Keith Reedy said:
Kpt._Rob said:
TB_Infidel said:
and rather then listening to advice on how to avoid rape, they want to protest?
The piece of "advice" you refer to, against which they are protesting, is a police officer telling them that "if they don't want to get raped, they shouldn't dress like sluts." That, incidentally, is
not advice, it's sexism at its worst. It's blaming the victim. Honestly, it's not all that far from the passage in the bible where it says that if a woman gets raped in the city and doesn't scream loud enough she should be put to death because she should have screamed louder. It's the worst kind of patriarchal bullshit, and it's the kind of attitude that people do need to stand up against.

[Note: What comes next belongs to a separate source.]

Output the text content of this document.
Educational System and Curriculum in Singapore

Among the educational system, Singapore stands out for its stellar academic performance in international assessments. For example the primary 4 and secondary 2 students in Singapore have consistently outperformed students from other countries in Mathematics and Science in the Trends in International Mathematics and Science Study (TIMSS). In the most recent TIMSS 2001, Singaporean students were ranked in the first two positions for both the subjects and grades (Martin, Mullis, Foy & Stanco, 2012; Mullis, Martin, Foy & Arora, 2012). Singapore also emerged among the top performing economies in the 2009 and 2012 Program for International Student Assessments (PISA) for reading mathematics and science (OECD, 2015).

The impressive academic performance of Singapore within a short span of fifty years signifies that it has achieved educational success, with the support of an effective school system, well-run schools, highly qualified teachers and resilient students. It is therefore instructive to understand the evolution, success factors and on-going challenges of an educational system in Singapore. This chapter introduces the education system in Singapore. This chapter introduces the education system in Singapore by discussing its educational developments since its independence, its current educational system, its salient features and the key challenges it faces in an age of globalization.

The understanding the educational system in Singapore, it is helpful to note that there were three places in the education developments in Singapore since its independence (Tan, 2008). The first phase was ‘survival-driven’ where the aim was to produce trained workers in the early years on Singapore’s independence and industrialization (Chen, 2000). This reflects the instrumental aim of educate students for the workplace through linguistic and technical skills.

I don't know that attempting to "reclaim the word slut" is the right way to go about it, but nonetheless, it's important that people stand up and point out that saying things like that isn't going to be tolerated in a civilized society.
In a perfect world this would simply be taken in stride and not a person would care, sexism is only sexism long as you consider it that way. If you think man versus woman you shall see sexism if you don't, no sexism TA DAH!
To quote the old internet saying "LOL WUT?!" This is like saying "well yeah, if the slaves didn't notice that only black people were getting enslaved, it wouldn't have been racist." The idea that sexism exists only because we perceive its existence is the kind of dismissive conservative nonsense which has allowed its existence to continue. Sexism is the genuine gender inequalities which are present within our society.
Dealing with diversity, whether it be gender, racial, or any other sort is a difficult issue because while there are genuine differences between these groups (often these are sociological, but that doesn't mean they're not real), we still have to treat all the different groups as equal. To recognize and celebrate difference, but treat all entities the same, at times that's a seemingly paradoxical task. But that doesn't mean that it's unimportant, and ignoring or pretending it doesn't exist it is not the solution. The solution is to recognize difference but look past it to the core of who a person is.
When you say, however, that someone got raped because they were "dressed like a slut." You're not looking at that person as a person at all. You're just looking at them as a slut, and we don't use pejorative terms like "slut" against people who we intend to treat as people. It is sexist because it's treating a group of people (victims of a horrendous crime nonetheless) without the respect and love that they deserve on the basis of a sociologically imposed gender difference.